Blocking Rogue DNS requests via pfSense and PiHole?

I'm trying to redirect DNS requests from IOT devices to my Pi-hole via pfSense.

Pi-hole is running on a Raspberry Pi 4 along with unbound as well as the DHCP server for the network. Configured DNS resolver in pfSense to forward queries to PiHole. This works fine. I'm now trying to force IOT devices to use Pi-hole by blocking and redirecting DNS queries that may be hard coded on the device. The blocking seems to be working fine, but it's not redirecting. When I run a nslookup I should see the Pi-hole respond regardless of what DNS server I try, but it's only blocking it.

I hesitate to ask, but I'm sure there are others that are doing the same thing. I did a search and see similar questions, but nothing specific to what I'm trying to do. This is more of a pfSense questions, but I'm hoping somebody can chime in. The documentation of pfSense has this, but it's all about using unbound on pfSense itself rather than redirecting to Pi-hole. I think I'm half way there, but hopefully somebody is running a similar if not the same configuration that can give me a few tips.

I've been lurking the pfSense forums and looks like that's the place to be. Sorry for the clutter guys.

what is your pfsense NAT redirect config? and how do you determine IOT devices? separate vlan? I have something similar running, but for all clients.

I think it's because I'm trying to forward to the Pi-hole rather than having the loopback address of the pfSense respond so it's not jibing.

I have two port forwarding rules. One that is supposed to redirect DNS queries to the Pi-hole and another that allows the Pi-hole to access external DNS. Currently, it's blocking rather than redirecting, which is half way there, and the other that allows Pi-hole to access external works fine.

I don't have a managed switch, so I'm not running anything as complicated as VLANs.
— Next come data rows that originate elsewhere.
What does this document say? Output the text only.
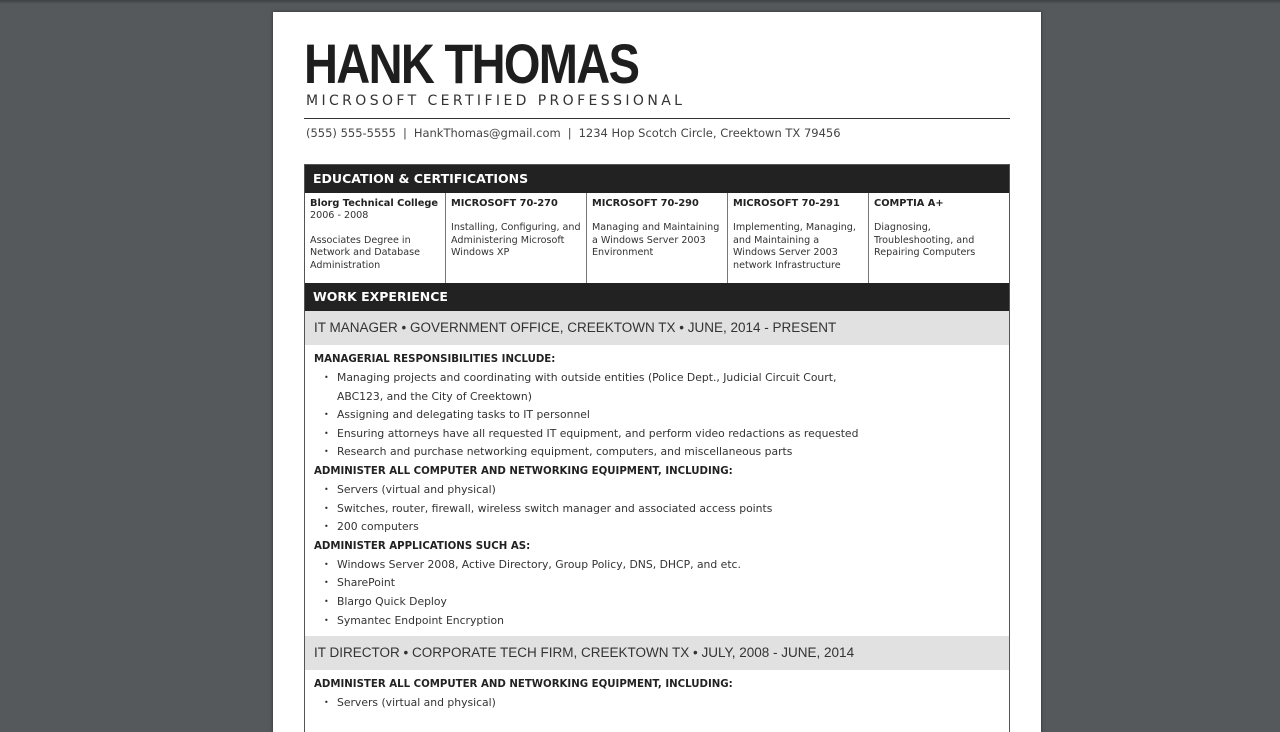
HANK THOMAS
MICROSOFT CERTIFIED PROFESSIONAL
(555) 555-5555 | HankThomas@gmail.com | 1234 Hop Scotch Circle, Creektown TX 79456
EDUCATION & CERTIFICATIONS
Blorg Technical College
2006 - 2008
Associates Degree in Network and Database Administration
MICROSOFT 70-270
Installing, Configuring, and Administering Microsoft Windows XP
MICROSOFT 70-290
Managing and Maintaining a Windows Server 2003 Environment
MICROSOFT 70-291
Implementing, Managing, and Maintaining a Windows Server 2003 network Infrastructure
COMPTIA A+
Diagnosing, Troubleshooting, and Repairing Computers
WORK EXPERIENCE
IT MANAGER • GOVERNMENT OFFICE, CREEKTOWN TX • JUNE, 2014 - PRESENT
MANAGERIAL RESPONSIBILITIES INCLUDE:
• Managing projects and coordinating with outside entities (Police Dept., Judicial Circuit Court, ABC123, and the City of Creektown)
• Assigning and delegating tasks to IT personnel
• Ensuring attorneys have all requested IT equipment, and perform video redactions as requested
• Research and purchase networking equipment, computers, and miscellaneous parts
ADMINISTER ALL COMPUTER AND NETWORKING EQUIPMENT, INCLUDING:
• Servers (virtual and physical)
• Switches, router, firewall, wireless switch manager and associated access points
• 200 computers
ADMINISTER APPLICATIONS SUCH AS:
• Windows Server 2008, Active Directory, Group Policy, DNS, DHCP, and etc.
• SharePoint
• Blargo Quick Deploy
• Symantec Endpoint Encryption
IT DIRECTOR • CORPORATE TECH FIRM, CREEKTOWN TX • JULY, 2008 - JUNE, 2014
ADMINISTER ALL COMPUTER AND NETWORKING EQUIPMENT, INCLUDING:
• Servers (virtual and physical)
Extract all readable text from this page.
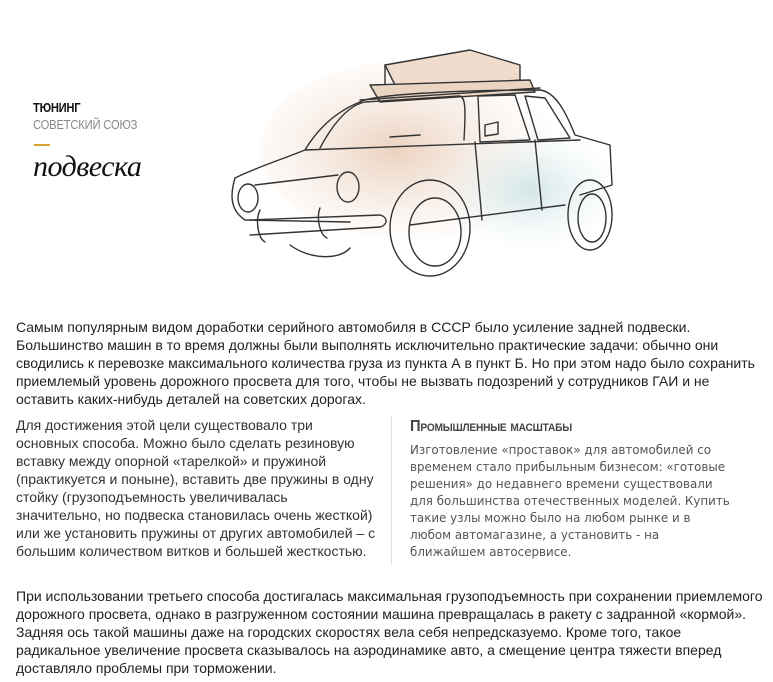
ТЮНИНГ
СОВЕТСКИЙ СОЮЗ
подвеска

Самым популярным видом доработки серийного автомобиля в СССР было усиление задней подвески. Большинство машин в то время должны были выполнять исключительно практические задачи: обычно они сводились к перевозке максимального количества груза из пункта А в пункт Б. Но при этом надо было сохранить приемлемый уровень дорожного просвета для того, чтобы не вызвать подозрений у сотрудников ГАИ и не оставить каких-нибудь деталей на советских дорогах.

Для достижения этой цели существовало три основных способа. Можно было сделать резиновую вставку между опорной «тарелкой» и пружиной (практикуется и поныне), вставить две пружины в одну стойку (грузоподъемность увеличивалась значительно, но подвеска становилась очень жесткой) или же установить пружины от других автомобилей – с большим количеством витков и большей жесткостью.

Промышленные масштабы

Изготовление «проставок» для автомобилей со временем стало прибыльным бизнесом: «готовые решения» до недавнего времени существовали для большинства отечественных моделей. Купить такие узлы можно было на любом рынке и в любом автомагазине, а установить - на ближайшем автосервисе.

При использовании третьего способа достигалась максимальная грузоподъемность при сохранении приемлемого дорожного просвета, однако в разгруженном состоянии машина превращалась в ракету с задранной «кормой». Задняя ось такой машины даже на городских скоростях вела себя непредсказуемо. Кроме того, такое радикальное увеличение просвета сказывалось на аэродинамике авто, а смещение центра тяжести вперед доставляло проблемы при торможении.
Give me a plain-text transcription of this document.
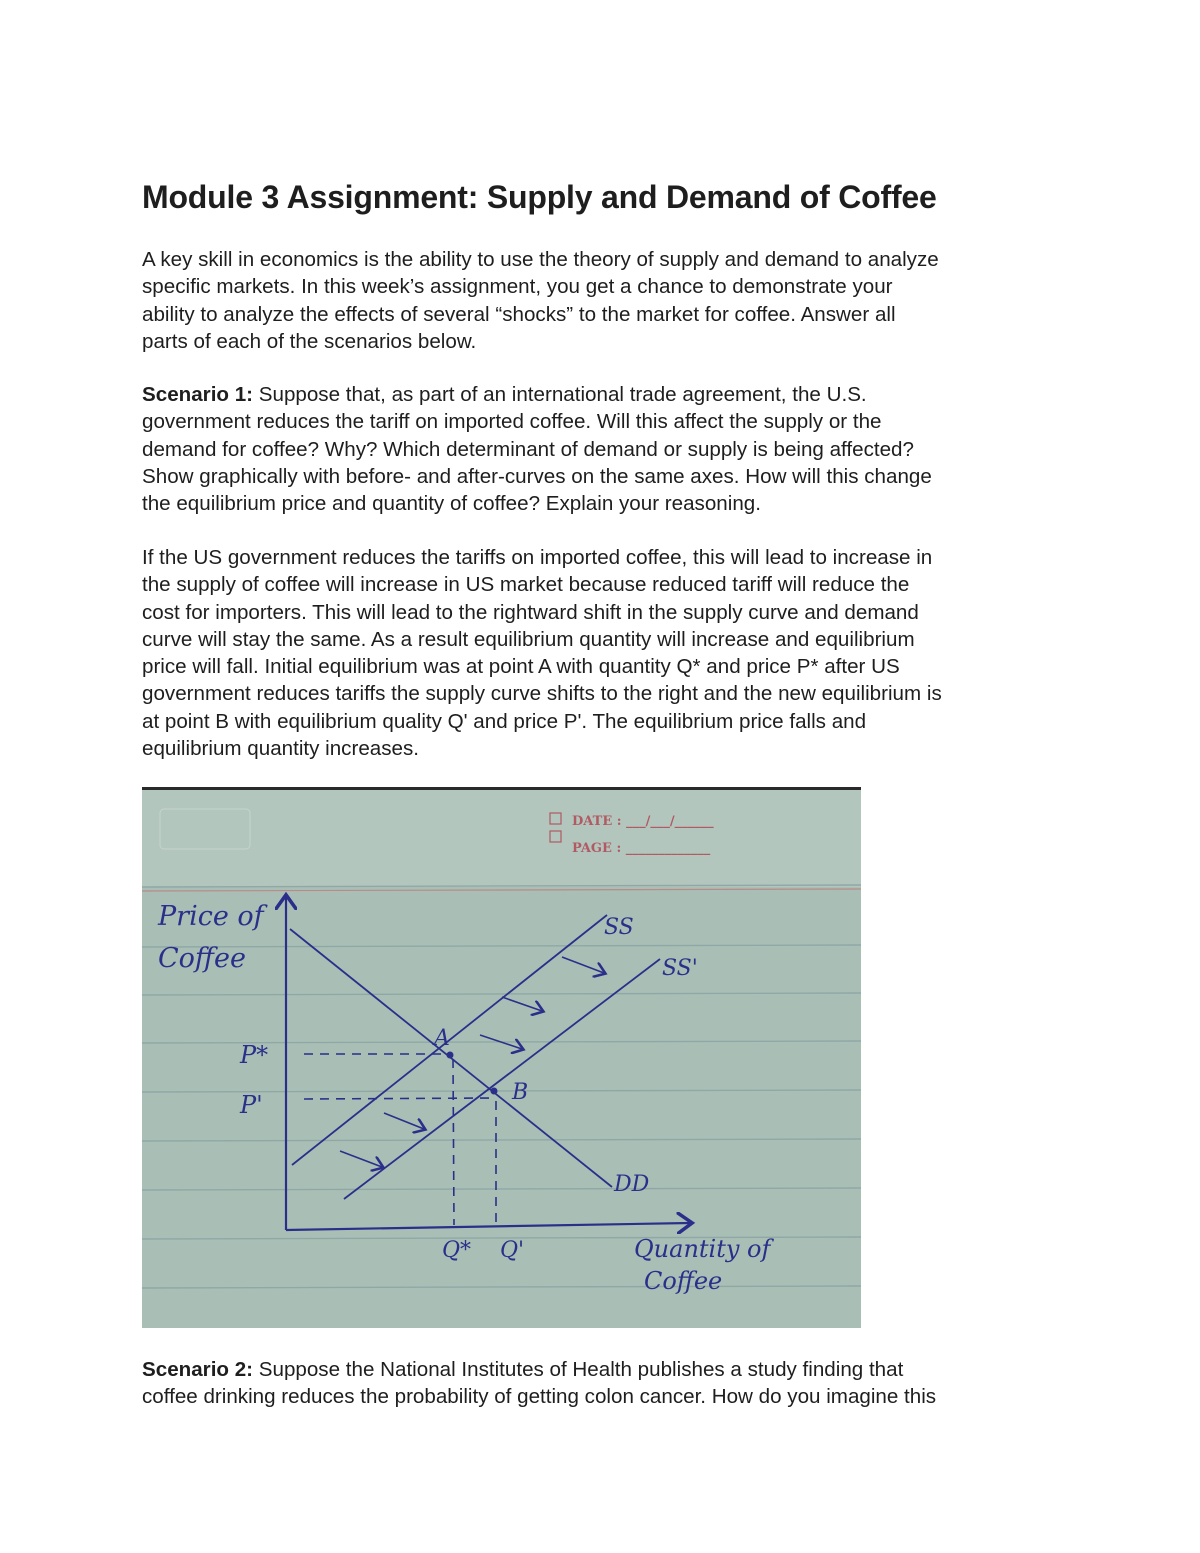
Module 3 Assignment: Supply and Demand of Coffee
A key skill in economics is the ability to use the theory of supply and demand to analyze
specific markets. In this week’s assignment, you get a chance to demonstrate your
ability to analyze the effects of several “shocks” to the market for coffee. Answer all
parts of each of the scenarios below.
Scenario 1: Suppose that, as part of an international trade agreement, the U.S.
government reduces the tariff on imported coffee. Will this affect the supply or the
demand for coffee? Why? Which determinant of demand or supply is being affected?
Show graphically with before- and after-curves on the same axes. How will this change
the equilibrium price and quantity of coffee? Explain your reasoning.
If the US government reduces the tariffs on imported coffee, this will lead to increase in
the supply of coffee will increase in US market because reduced tariff will reduce the
cost for importers. This will lead to the rightward shift in the supply curve and demand
curve will stay the same. As a result equilibrium quantity will increase and equilibrium
price will fall. Initial equilibrium was at point A with quantity Q* and price P* after US
government reduces tariffs the supply curve shifts to the right and the new equilibrium is
at point B with equilibrium quality Q' and price P'. The equilibrium price falls and
equilibrium quantity increases.
DATE : ___/___/______
PAGE : _____________
Price of
Coffee
SS
SS'
DD
A
B
P*
P'
Q* Q'	Quantity of
Coffee
Scenario 2: Suppose the National Institutes of Health publishes a study finding that
coffee drinking reduces the probability of getting colon cancer. How do you imagine this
Maybe sometime in the future, but I consider IOT devices as cell phones, media streamers, game systems, etc.


Edit: Yup, that seems to have fixed it. Just followed the step by step instructions below.

After setting the redirect target IP to the loopback address of the pfSense, it started working. In turn, pfSense turns around and contacts the Pi-hole for the query since I have the DNS resolver configured to use remote DNS and ignore local DNS and I've set the Pi-hole as the DNS server for pfSense.

Edit 2: I think it's working. Theoretically speaking, I should be able to perform a nslookup with a junk IP that's not a DNS address and it should work, which it does, but if I'm thinking correctly, I should also be able to resolve local names using a remote DNS address and it should resolve since it's being redirected back to the Pi-hole which does know local names. Still playing with it, but it's working better than before.